The other part, he said, was access: the latest therapies will reach Europe’s patients only if companies manufacture them on the continent. The SPC, he argued, is a long-term incentive to anchor innovation, clinical trials and manufacturing in Europe. He stressed that it is deliberately narrow, covering only biotech inventions “innovated, clinically tested and manufactured in Europe,” with “strong economic and political conditionalities attached”.
He put the cost at “70 million euros per product per year” but called that beside the point. “If we don’t do it, we won’t have that therapy. This is a much bigger risk,” he said, especially for rare diseases and cancer, where most of the affected products originate.
The rest of the agenda
The pricing discussion ran alongside the Council’s formal business. Ministers agreed their negotiating position on the European Biotech Act I directive, which updates the rules on genetically modified micro-organisms (GMMs) and the processing of organs. It is the first legislative deliverable of the Commission’s December health package.

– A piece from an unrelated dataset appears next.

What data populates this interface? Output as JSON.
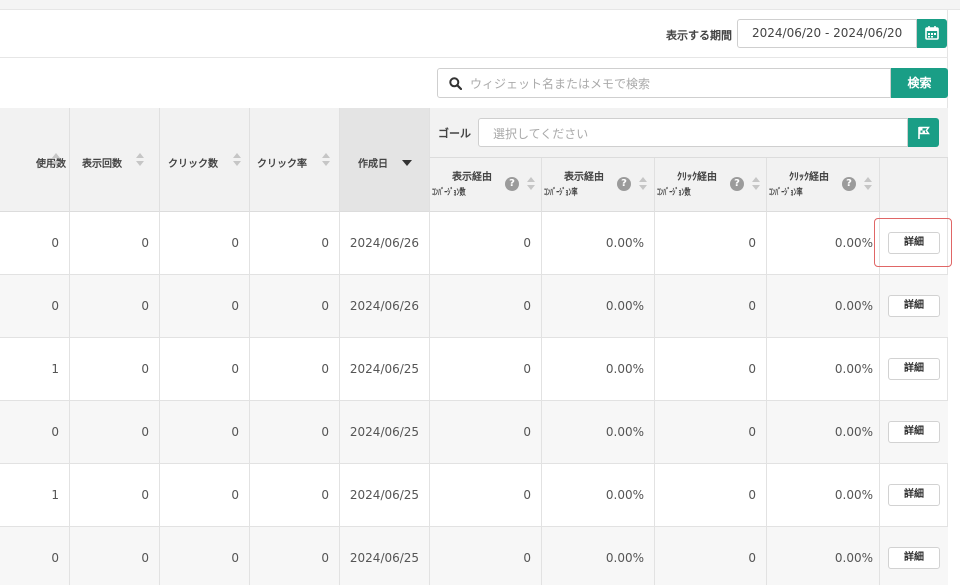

Ministers also debated the accompanying regulation, setting out national priorities for strengthening the EU’s biotechnology and biomanufacturing sectors.
The Cyprus presidency presented a progress report on a separate proposal to simplify the rules for medical and in vitro diagnostic devices, which aims to cut red tape and ease shortages of certain devices. Under “other business”, ministers also received updates on the recent Ebola Bundibugyo virus outbreak in Central Africa, the Critical Medicines Act, the urban waste water treatment directive, the pandemic agreement, the presidency’s health conferences, and the incoming Irish presidency’s work programme.
Over to Dublin
The unfinished business now passes to Ireland, which takes over the presidency on 1 July. Its health minister has signalled urgency on the Biotech Act, and Dublin will open negotiations with the less contentious clinical-trials chapter first. Mr Várhelyi’s MFN analysis, promised before the summer, will land on the same desk.